Il semblerait que la classe moyenne[1] en France représente 50% des français. Avec un salaire net mensuel moyen de 1900€. Cette classe de population serait en pleine crise.[2] La question que je me pose est donc la suivante: qu'est-ce qui justifierait un mal être chez ces français qui ont au moins une voiture, un toit et de quoi rester en bonne santé ?
Vous ne trouverez aucune réponse scientifique à cette question. D'abord parce que ce qui intéresse les chercheurs, ce sont les minorités (et c'est là un grand mystère), ensuite parce que je pense que c'est davantage du domaine de la psychologie (particulière sans doute mais surtout collégiale). En observant, sans concession, notre monde, comme j'ai pu déjà le dire ici, on s'aperçoit que celui-çi n'existe que parce que l'homme l'achète. Sans quoi, vous comme moi, pourrions vite croire qu'il n'existe rien, ou en tous cas, nous ne serions qu'en faire. Pêche, chasse et cueillette sont d'un autre temps. Tentons l'expérience, nous trouverions vite des chasseurs, des pêcheurs ou des "cueilleurs" qui en feront plus que nécessaire, afin d'ouvrir un commerce. Et tout recommencerait.
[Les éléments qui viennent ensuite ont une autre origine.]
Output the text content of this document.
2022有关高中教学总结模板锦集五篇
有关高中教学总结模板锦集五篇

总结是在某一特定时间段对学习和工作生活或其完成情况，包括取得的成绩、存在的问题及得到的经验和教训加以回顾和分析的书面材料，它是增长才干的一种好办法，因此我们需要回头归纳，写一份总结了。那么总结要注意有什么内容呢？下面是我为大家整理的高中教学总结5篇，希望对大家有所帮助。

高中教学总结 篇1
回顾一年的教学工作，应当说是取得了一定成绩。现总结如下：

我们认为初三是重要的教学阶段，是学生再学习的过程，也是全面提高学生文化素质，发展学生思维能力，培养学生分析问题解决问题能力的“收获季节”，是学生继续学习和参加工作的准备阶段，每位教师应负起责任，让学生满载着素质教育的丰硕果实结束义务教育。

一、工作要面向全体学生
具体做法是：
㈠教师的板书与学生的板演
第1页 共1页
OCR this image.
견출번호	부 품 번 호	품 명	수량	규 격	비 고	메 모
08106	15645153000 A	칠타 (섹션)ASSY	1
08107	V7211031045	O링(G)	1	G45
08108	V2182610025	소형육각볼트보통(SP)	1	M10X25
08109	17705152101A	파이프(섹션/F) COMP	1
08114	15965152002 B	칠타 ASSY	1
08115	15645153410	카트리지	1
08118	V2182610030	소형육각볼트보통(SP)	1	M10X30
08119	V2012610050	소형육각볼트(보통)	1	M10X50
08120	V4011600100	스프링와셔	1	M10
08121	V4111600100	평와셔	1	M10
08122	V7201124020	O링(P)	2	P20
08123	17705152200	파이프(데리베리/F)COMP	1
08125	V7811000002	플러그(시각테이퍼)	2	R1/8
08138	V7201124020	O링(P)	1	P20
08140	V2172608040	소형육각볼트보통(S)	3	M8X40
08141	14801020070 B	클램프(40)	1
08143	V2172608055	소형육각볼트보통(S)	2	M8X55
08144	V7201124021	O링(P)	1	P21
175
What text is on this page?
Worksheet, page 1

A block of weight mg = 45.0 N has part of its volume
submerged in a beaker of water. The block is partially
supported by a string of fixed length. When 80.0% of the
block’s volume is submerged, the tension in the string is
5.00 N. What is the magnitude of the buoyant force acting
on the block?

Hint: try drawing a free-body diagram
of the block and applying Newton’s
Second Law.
Ainsi, ce monde construit, élaboré et acheté, ne peut évoluer que si l'on entretien le besoin. Vous voilà alors en train de regarder ces pubs à la télé ou dans votre magasine préféré. Et l'envie de se rappeler à vous. Il faut donc plus pour exister ! Il ne suffit pas se contenter d'une vague télé, même si elle marche parfaitement, mais plutôt de prendre ce bel écran plasma, combien même il serait beaucoup trop grand pour la pièce à laquelle il était destiné. Et si vous pensez que ce n'est pas utile, le travail fait en amont sur vos enfants, achèvera définitivement votre comportement consumériste.
La domestication de la classe moyenne, se fait donc à tous les niveaux, familial, professionnel (contentez vous de travailler juste ce qu'il faut, vous aurez des surprises ... ou en tous cas vous ne serez pas augmentés), et enfin à un troisième niveau inquantifiable, celui du brouhaha intellectuel. Cette rumeur persuasive, qui vous calibre le bonheur.
Ne tentez pas d'imaginer le vôtre, "les autres" travaillent pour vous. Et qui travaille pour eux ? L'appât du gain bien entendu !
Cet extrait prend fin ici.